Two to plead guilty in case connected with death of purported Eastern Kentucky drug ring informant

Two men plan to plead guilty in a federal drug case in which prosecutors had considered whether to seek the death penalty.

Attorneys for Jimmy D. Benge and Gerald Lee Sizemore filed motions saying the two will plead guilty in a case that involved the death of Eli Marcum.

A federal grand jury had charged that Benge, Sizemore and Renus "Red" Delph conspired to murder Marcum in Clay County in December 2012 because of a suspicion that Marcum had given police information about Benge's drug operation.

Delph, who pleaded guilty in October, had admitted helping to dispose of Marcum's body.

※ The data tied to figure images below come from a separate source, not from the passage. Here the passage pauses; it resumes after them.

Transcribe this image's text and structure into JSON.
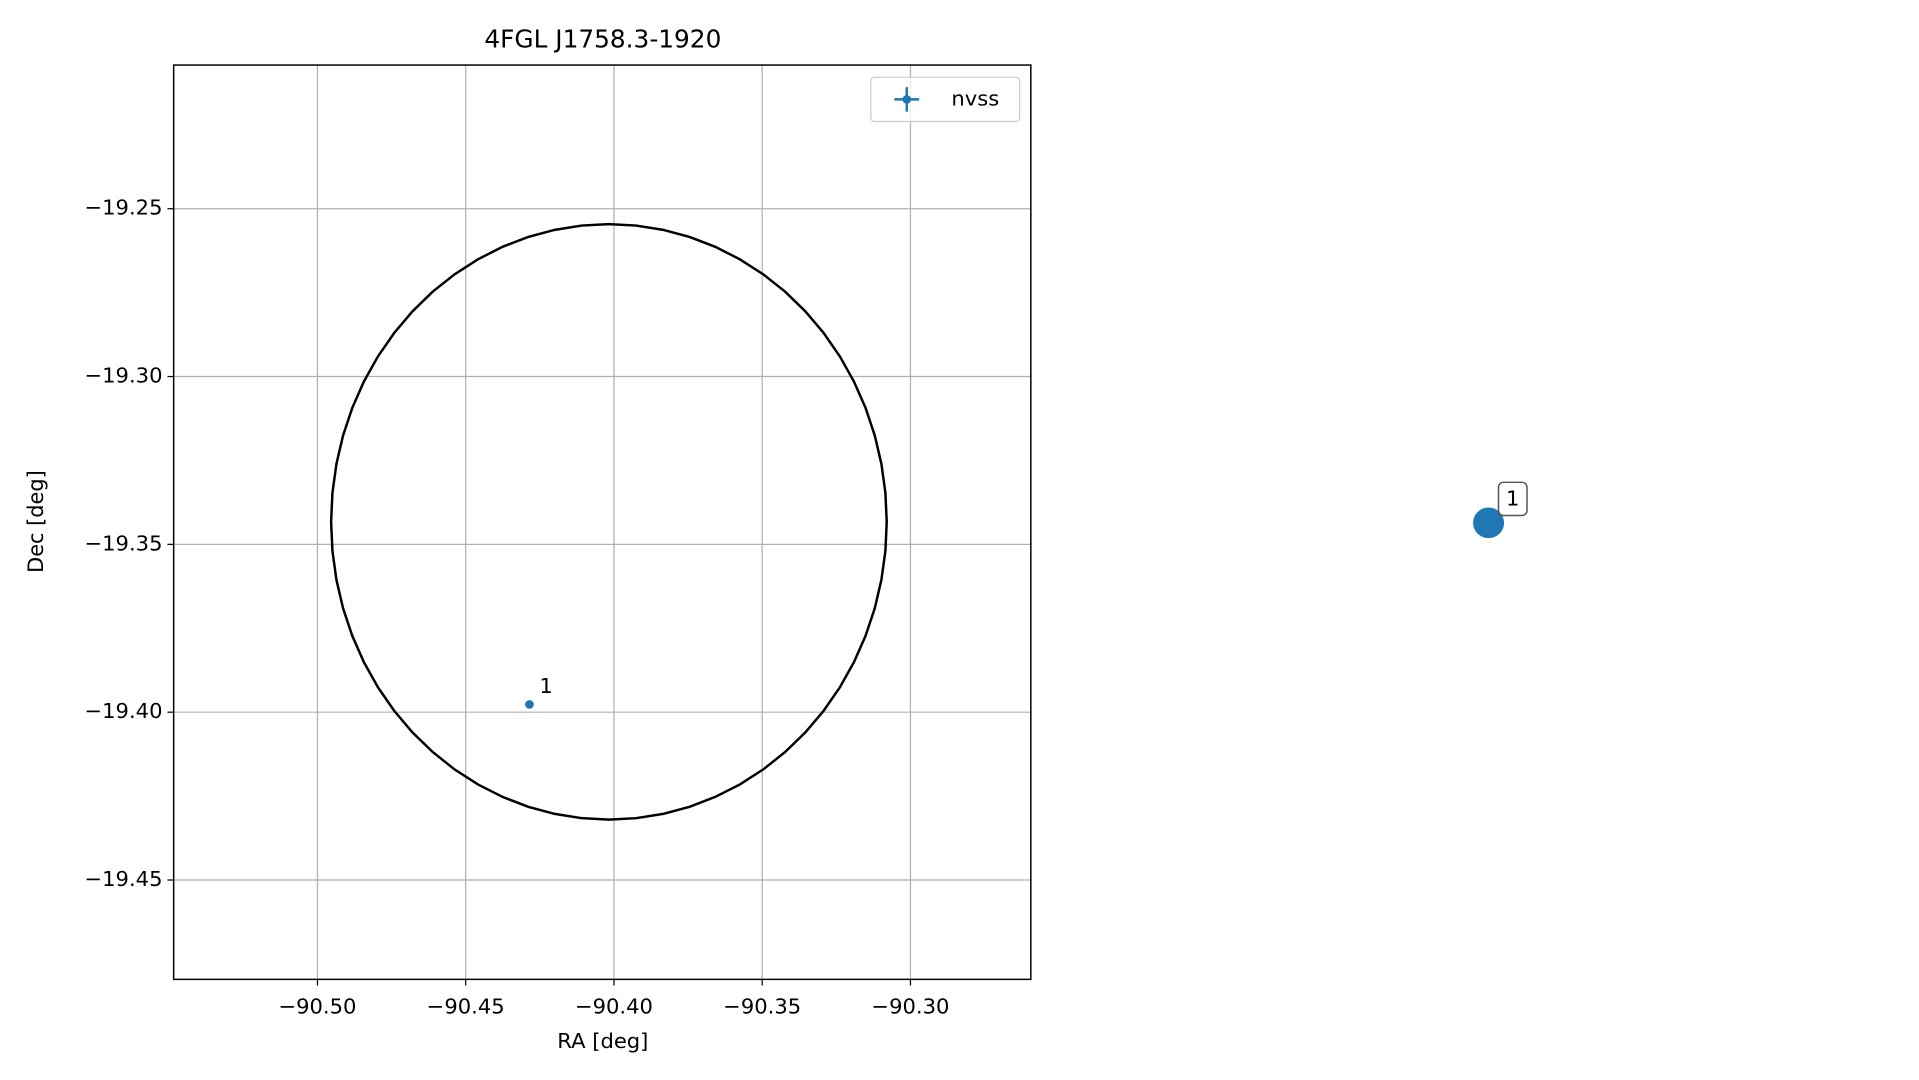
{
  "chart_data": [
    {
      "type": "scatter",
      "title": "4FGL J1758.3-1920",
      "xlabel": "RA [deg]",
      "ylabel": "Dec [deg]",
      "xlim": [
        -90.5485,
        -90.2594
      ],
      "ylim": [
        -19.4796,
        -19.2072
      ],
      "xticks": [
        {
          "value": -90.5,
          "label": "−90.50"
        },
        {
          "value": -90.45,
          "label": "−90.45"
        },
        {
          "value": -90.4,
          "label": "−90.40"
        },
        {
          "value": -90.35,
          "label": "−90.35"
        },
        {
          "value": -90.3,
          "label": "−90.30"
        }
      ],
      "yticks": [
        {
          "value": -19.25,
          "label": "−19.25"
        },
        {
          "value": -19.3,
          "label": "−19.30"
        },
        {
          "value": -19.35,
          "label": "−19.35"
        },
        {
          "value": -19.4,
          "label": "−19.40"
        },
        {
          "value": -19.45,
          "label": "−19.45"
        }
      ],
      "grid": true,
      "legend": "upper right",
      "series": [
        {
          "name": "nvss",
          "color": "#1f77b4",
          "x": [
            -90.4285
          ],
          "values": [
            -19.3977
          ],
          "xerr": [
            0.0008
          ],
          "yerr": [
            0.0012
          ],
          "labels": [
            "1"
          ]
        }
      ],
      "ellipse": {
        "center_x": -90.4017,
        "center_y": -19.3433,
        "semi_x": 0.0937,
        "semi_y": 0.0887,
        "color": "#000000"
      }
    },
    {
      "type": "marker",
      "labels": [
        "1"
      ],
      "color": "#1f77b4"
    }
  ]
}
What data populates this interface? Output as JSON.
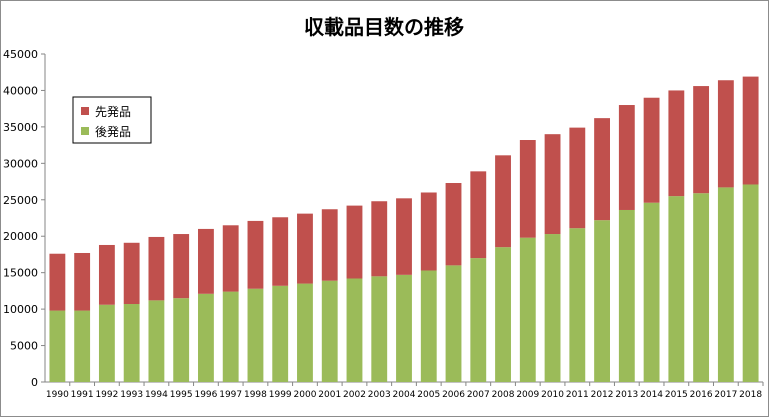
{
  "chart_data": {
    "type": "bar",
    "stacked": true,
    "title": "収載品目数の推移",
    "xlabel": "",
    "ylabel": "",
    "ylim": [
      0,
      45000
    ],
    "yticks": [
      0,
      5000,
      10000,
      15000,
      20000,
      25000,
      30000,
      35000,
      40000,
      45000
    ],
    "grid": false,
    "legend_position": "upper-left",
    "categories": [
      "1990",
      "1991",
      "1992",
      "1993",
      "1994",
      "1995",
      "1996",
      "1997",
      "1998",
      "1999",
      "2000",
      "2001",
      "2002",
      "2003",
      "2004",
      "2005",
      "2006",
      "2007",
      "2008",
      "2009",
      "2010",
      "2011",
      "2012",
      "2013",
      "2014",
      "2015",
      "2016",
      "2017",
      "2018"
    ],
    "series": [
      {
        "name": "後発品",
        "color": "#9bbb59",
        "values": [
          9800,
          9800,
          10600,
          10700,
          11200,
          11500,
          12100,
          12400,
          12800,
          13200,
          13500,
          13900,
          14200,
          14500,
          14700,
          15300,
          16000,
          17000,
          18500,
          19800,
          20300,
          21100,
          22200,
          23600,
          24600,
          25500,
          25900,
          26700,
          27100
        ]
      },
      {
        "name": "先発品",
        "color": "#c0504d",
        "values": [
          7800,
          7900,
          8200,
          8400,
          8700,
          8800,
          8900,
          9100,
          9300,
          9400,
          9600,
          9800,
          10000,
          10300,
          10500,
          10700,
          11300,
          11900,
          12600,
          13400,
          13700,
          13800,
          14000,
          14400,
          14400,
          14500,
          14700,
          14700,
          14800
        ]
      }
    ]
  }
}
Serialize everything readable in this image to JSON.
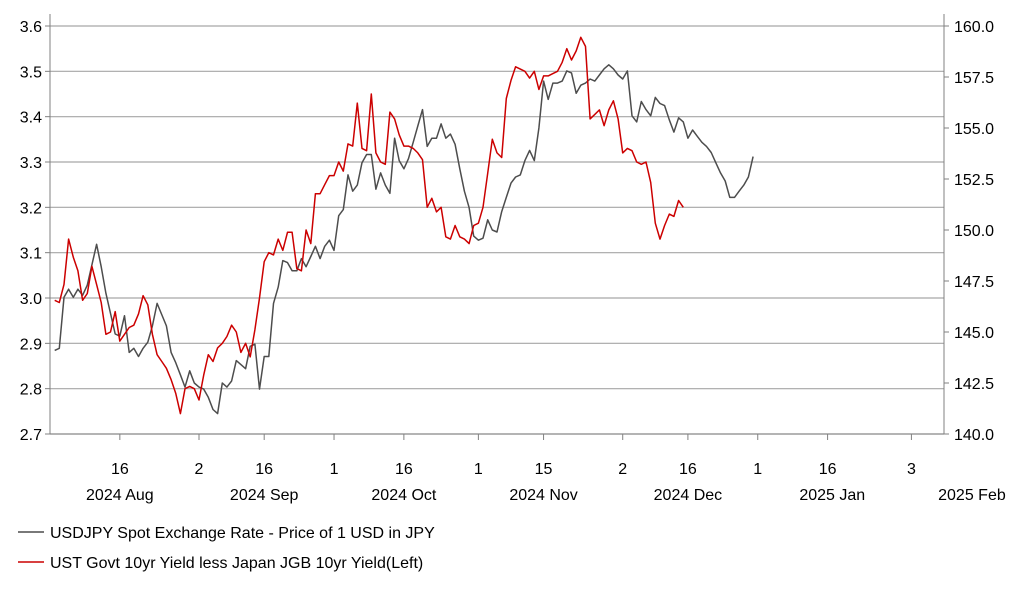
{
  "chart_data": {
    "type": "line",
    "title": "",
    "left_axis": {
      "ylim": [
        2.7,
        3.6
      ],
      "ticks": [
        "2.7",
        "2.8",
        "2.9",
        "3.0",
        "3.1",
        "3.2",
        "3.3",
        "3.4",
        "3.5",
        "3.6"
      ],
      "label": ""
    },
    "right_axis": {
      "ylim": [
        140.0,
        160.0
      ],
      "ticks": [
        "140.0",
        "142.5",
        "145.0",
        "147.5",
        "150.0",
        "152.5",
        "155.0",
        "157.5",
        "160.0"
      ],
      "label": ""
    },
    "x_day_ticks": [
      {
        "label": "16",
        "d": 15
      },
      {
        "label": "2",
        "d": 32
      },
      {
        "label": "16",
        "d": 46
      },
      {
        "label": "1",
        "d": 61
      },
      {
        "label": "16",
        "d": 76
      },
      {
        "label": "1",
        "d": 92
      },
      {
        "label": "15",
        "d": 106
      },
      {
        "label": "2",
        "d": 123
      },
      {
        "label": "16",
        "d": 137
      },
      {
        "label": "1",
        "d": 152
      },
      {
        "label": "16",
        "d": 167
      },
      {
        "label": "3",
        "d": 185
      }
    ],
    "x_month_labels": [
      {
        "label": "2024 Aug",
        "d": 15
      },
      {
        "label": "2024 Sep",
        "d": 46
      },
      {
        "label": "2024 Oct",
        "d": 76
      },
      {
        "label": "2024 Nov",
        "d": 106
      },
      {
        "label": "2024 Dec",
        "d": 137
      },
      {
        "label": "2025 Jan",
        "d": 168
      },
      {
        "label": "2025 Feb",
        "d": 198
      }
    ],
    "x_range_days": [
      0,
      192
    ],
    "series": [
      {
        "name": "USDJPY Spot Exchange Rate - Price of 1 USD in JPY",
        "axis": "right",
        "color": "#4d4d4d",
        "points": [
          [
            1,
            144.1
          ],
          [
            2,
            144.2
          ],
          [
            3,
            146.7
          ],
          [
            4,
            147.1
          ],
          [
            5,
            146.7
          ],
          [
            6,
            147.1
          ],
          [
            7,
            146.8
          ],
          [
            8,
            147.3
          ],
          [
            10,
            149.3
          ],
          [
            11,
            148.2
          ],
          [
            12,
            146.9
          ],
          [
            14,
            144.9
          ],
          [
            15,
            144.8
          ],
          [
            16,
            145.8
          ],
          [
            17,
            144.0
          ],
          [
            18,
            144.2
          ],
          [
            19,
            143.8
          ],
          [
            20,
            144.2
          ],
          [
            21,
            144.5
          ],
          [
            22,
            145.3
          ],
          [
            23,
            146.4
          ],
          [
            25,
            145.3
          ],
          [
            26,
            144.0
          ],
          [
            27,
            143.5
          ],
          [
            28,
            142.9
          ],
          [
            29,
            142.3
          ],
          [
            30,
            143.1
          ],
          [
            31,
            142.5
          ],
          [
            32,
            142.3
          ],
          [
            33,
            142.2
          ],
          [
            34,
            141.8
          ],
          [
            35,
            141.2
          ],
          [
            36,
            141.0
          ],
          [
            37,
            142.5
          ],
          [
            38,
            142.3
          ],
          [
            39,
            142.6
          ],
          [
            40,
            143.6
          ],
          [
            41,
            143.4
          ],
          [
            42,
            143.2
          ],
          [
            43,
            144.3
          ],
          [
            44,
            144.4
          ],
          [
            45,
            142.2
          ],
          [
            46,
            143.8
          ],
          [
            47,
            143.8
          ],
          [
            48,
            146.4
          ],
          [
            49,
            147.2
          ],
          [
            50,
            148.5
          ],
          [
            51,
            148.4
          ],
          [
            52,
            148.0
          ],
          [
            53,
            148.0
          ],
          [
            54,
            148.6
          ],
          [
            55,
            148.2
          ],
          [
            56,
            148.7
          ],
          [
            57,
            149.2
          ],
          [
            58,
            148.6
          ],
          [
            59,
            149.2
          ],
          [
            60,
            149.5
          ],
          [
            61,
            149.0
          ],
          [
            62,
            150.7
          ],
          [
            63,
            151.0
          ],
          [
            64,
            152.7
          ],
          [
            65,
            151.9
          ],
          [
            66,
            152.2
          ],
          [
            67,
            153.3
          ],
          [
            68,
            153.7
          ],
          [
            69,
            153.7
          ],
          [
            70,
            152.0
          ],
          [
            71,
            152.8
          ],
          [
            72,
            152.2
          ],
          [
            73,
            151.8
          ],
          [
            74,
            154.5
          ],
          [
            75,
            153.4
          ],
          [
            76,
            153.0
          ],
          [
            77,
            153.5
          ],
          [
            78,
            154.3
          ],
          [
            79,
            155.1
          ],
          [
            80,
            155.9
          ],
          [
            81,
            154.1
          ],
          [
            82,
            154.5
          ],
          [
            83,
            154.5
          ],
          [
            84,
            155.2
          ],
          [
            85,
            154.5
          ],
          [
            86,
            154.7
          ],
          [
            87,
            154.2
          ],
          [
            88,
            153.0
          ],
          [
            89,
            151.9
          ],
          [
            90,
            151.1
          ],
          [
            91,
            149.7
          ],
          [
            92,
            149.5
          ],
          [
            93,
            149.6
          ],
          [
            94,
            150.5
          ],
          [
            95,
            150.0
          ],
          [
            96,
            149.9
          ],
          [
            97,
            150.9
          ],
          [
            98,
            151.6
          ],
          [
            99,
            152.3
          ],
          [
            100,
            152.6
          ],
          [
            101,
            152.7
          ],
          [
            102,
            153.4
          ],
          [
            103,
            153.9
          ],
          [
            104,
            153.4
          ],
          [
            105,
            155.0
          ],
          [
            106,
            157.3
          ],
          [
            107,
            156.4
          ],
          [
            108,
            157.2
          ],
          [
            109,
            157.2
          ],
          [
            110,
            157.3
          ],
          [
            111,
            157.8
          ],
          [
            112,
            157.7
          ],
          [
            113,
            156.7
          ],
          [
            114,
            157.1
          ],
          [
            115,
            157.2
          ],
          [
            116,
            157.4
          ],
          [
            117,
            157.3
          ],
          [
            118,
            157.6
          ],
          [
            119,
            157.9
          ],
          [
            120,
            158.1
          ],
          [
            121,
            157.9
          ],
          [
            122,
            157.6
          ],
          [
            123,
            157.4
          ],
          [
            124,
            157.8
          ],
          [
            125,
            155.6
          ],
          [
            126,
            155.3
          ],
          [
            127,
            156.3
          ],
          [
            128,
            155.9
          ],
          [
            129,
            155.6
          ],
          [
            130,
            156.5
          ],
          [
            131,
            156.2
          ],
          [
            132,
            156.1
          ],
          [
            133,
            155.4
          ],
          [
            134,
            154.8
          ],
          [
            135,
            155.5
          ],
          [
            136,
            155.3
          ],
          [
            137,
            154.5
          ],
          [
            138,
            154.9
          ],
          [
            139,
            154.6
          ],
          [
            140,
            154.3
          ],
          [
            141,
            154.1
          ],
          [
            142,
            153.8
          ],
          [
            143,
            153.3
          ],
          [
            144,
            152.8
          ],
          [
            145,
            152.4
          ],
          [
            146,
            151.6
          ],
          [
            147,
            151.6
          ],
          [
            148,
            151.9
          ],
          [
            149,
            152.2
          ],
          [
            150,
            152.6
          ],
          [
            151,
            153.6
          ]
        ]
      },
      {
        "name": "UST Govt 10yr Yield less Japan JGB 10yr Yield(Left)",
        "axis": "left",
        "color": "#cc0000",
        "points": [
          [
            1,
            2.995
          ],
          [
            2,
            2.99
          ],
          [
            3,
            3.03
          ],
          [
            4,
            3.13
          ],
          [
            5,
            3.09
          ],
          [
            6,
            3.06
          ],
          [
            7,
            2.995
          ],
          [
            8,
            3.01
          ],
          [
            9,
            3.07
          ],
          [
            10,
            3.03
          ],
          [
            11,
            2.99
          ],
          [
            12,
            2.92
          ],
          [
            13,
            2.925
          ],
          [
            14,
            2.97
          ],
          [
            15,
            2.905
          ],
          [
            16,
            2.92
          ],
          [
            17,
            2.935
          ],
          [
            18,
            2.94
          ],
          [
            19,
            2.965
          ],
          [
            20,
            3.005
          ],
          [
            21,
            2.985
          ],
          [
            22,
            2.92
          ],
          [
            23,
            2.875
          ],
          [
            24,
            2.86
          ],
          [
            25,
            2.845
          ],
          [
            26,
            2.82
          ],
          [
            27,
            2.79
          ],
          [
            28,
            2.745
          ],
          [
            29,
            2.8
          ],
          [
            30,
            2.805
          ],
          [
            31,
            2.8
          ],
          [
            32,
            2.775
          ],
          [
            33,
            2.83
          ],
          [
            34,
            2.875
          ],
          [
            35,
            2.86
          ],
          [
            36,
            2.89
          ],
          [
            37,
            2.9
          ],
          [
            38,
            2.915
          ],
          [
            39,
            2.94
          ],
          [
            40,
            2.925
          ],
          [
            41,
            2.88
          ],
          [
            42,
            2.9
          ],
          [
            43,
            2.87
          ],
          [
            44,
            2.93
          ],
          [
            45,
            3.0
          ],
          [
            46,
            3.08
          ],
          [
            47,
            3.1
          ],
          [
            48,
            3.095
          ],
          [
            49,
            3.13
          ],
          [
            50,
            3.105
          ],
          [
            51,
            3.145
          ],
          [
            52,
            3.145
          ],
          [
            53,
            3.065
          ],
          [
            54,
            3.06
          ],
          [
            55,
            3.15
          ],
          [
            56,
            3.12
          ],
          [
            57,
            3.23
          ],
          [
            58,
            3.23
          ],
          [
            59,
            3.25
          ],
          [
            60,
            3.27
          ],
          [
            61,
            3.27
          ],
          [
            62,
            3.3
          ],
          [
            63,
            3.28
          ],
          [
            64,
            3.34
          ],
          [
            65,
            3.335
          ],
          [
            66,
            3.43
          ],
          [
            67,
            3.33
          ],
          [
            68,
            3.325
          ],
          [
            69,
            3.45
          ],
          [
            70,
            3.32
          ],
          [
            71,
            3.3
          ],
          [
            72,
            3.295
          ],
          [
            73,
            3.41
          ],
          [
            74,
            3.395
          ],
          [
            75,
            3.36
          ],
          [
            76,
            3.335
          ],
          [
            77,
            3.335
          ],
          [
            78,
            3.33
          ],
          [
            79,
            3.32
          ],
          [
            80,
            3.305
          ],
          [
            81,
            3.2
          ],
          [
            82,
            3.22
          ],
          [
            83,
            3.19
          ],
          [
            84,
            3.2
          ],
          [
            85,
            3.135
          ],
          [
            86,
            3.13
          ],
          [
            87,
            3.16
          ],
          [
            88,
            3.135
          ],
          [
            89,
            3.13
          ],
          [
            90,
            3.12
          ],
          [
            91,
            3.16
          ],
          [
            92,
            3.165
          ],
          [
            93,
            3.2
          ],
          [
            94,
            3.275
          ],
          [
            95,
            3.35
          ],
          [
            96,
            3.32
          ],
          [
            97,
            3.31
          ],
          [
            98,
            3.44
          ],
          [
            99,
            3.48
          ],
          [
            100,
            3.51
          ],
          [
            101,
            3.505
          ],
          [
            102,
            3.5
          ],
          [
            103,
            3.485
          ],
          [
            104,
            3.5
          ],
          [
            105,
            3.46
          ],
          [
            106,
            3.49
          ],
          [
            107,
            3.49
          ],
          [
            108,
            3.495
          ],
          [
            109,
            3.5
          ],
          [
            110,
            3.52
          ],
          [
            111,
            3.55
          ],
          [
            112,
            3.525
          ],
          [
            113,
            3.545
          ],
          [
            114,
            3.575
          ],
          [
            115,
            3.555
          ],
          [
            116,
            3.395
          ],
          [
            117,
            3.405
          ],
          [
            118,
            3.415
          ],
          [
            119,
            3.38
          ],
          [
            120,
            3.415
          ],
          [
            121,
            3.435
          ],
          [
            122,
            3.395
          ],
          [
            123,
            3.32
          ],
          [
            124,
            3.33
          ],
          [
            125,
            3.325
          ],
          [
            126,
            3.3
          ],
          [
            127,
            3.295
          ],
          [
            128,
            3.3
          ],
          [
            129,
            3.255
          ],
          [
            130,
            3.165
          ],
          [
            131,
            3.13
          ],
          [
            132,
            3.16
          ],
          [
            133,
            3.185
          ],
          [
            134,
            3.18
          ],
          [
            135,
            3.215
          ],
          [
            136,
            3.2
          ]
        ]
      }
    ],
    "legend": {
      "position": "bottom-left",
      "entries": [
        {
          "label": "USDJPY Spot Exchange Rate - Price of 1 USD in JPY",
          "color": "#4d4d4d"
        },
        {
          "label": "UST Govt 10yr Yield less Japan JGB 10yr Yield(Left)",
          "color": "#cc0000"
        }
      ]
    },
    "grid": true
  }
}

He could have been a key witness if Benge and Sizemore had gone to trial.

Delph said he saw Sizemore hold Marcum around the neck and stab him so deeply that Sizemore "effectively skewered" Marcum's midsection, according to court documents.

Benge is charged with leading a drug conspiracy in which he paid for addicts and drug runners to get pill prescriptions at out-of-state clinics, then sold the pills.

Delph's plea deal did not disclose whether he would have been required to testify against Benge and Sizemore, but such deals often require cooperation with prosecutors.

A grand jury made special findings in the case that would have allowed prosecutors to seek the death penalty for Benge and Sizemore.

Delph avoided that possibility with his plea.

Federal death-penalty prosecutions are rare in the federal district that covers the eastern half of Kentucky, including Lexington.

It appears that there have been only two cases involving slayings outside prisons that were charged as capital cases in recent years.

The other was against Eugene Slone, who allegedly killed two people in Knott County in 2012 because he thought they had given police information on his drug activities.

U.S. Attorney General Eric Holder decided against seeking the death penalty against Slone.

In the federal court system, prosecutors can recommend a death sentence, but the U.S. attorney general ultimately makes the decision.

No decision had been announced in the Benge case. The pending guilty pleas would indicate the government has agreed not to seek the death penalty in the case.

Attorneys for Sizemore and Benge had argued the charges against them should be dismissed because a state police detective who investigated — but has since resigned — threw away a small knife that was lying on an all-terrain vehicle trail near Marcum's body and a piece of telephone cord found a few feet from Marcum's head.

The items should have been available for the defense to test in asserting that Benge and Sizemore were not involved in the crime, their attorneys argued.

The prosecutor in the case, Assistant U.S. Attorney Jason D. Parman, argued against dismissing the charges, saying the detective had no reason to think the items were of any value in the case.

U.S. District Judge Amul Thapar had not yet ruled on dismissing the charges.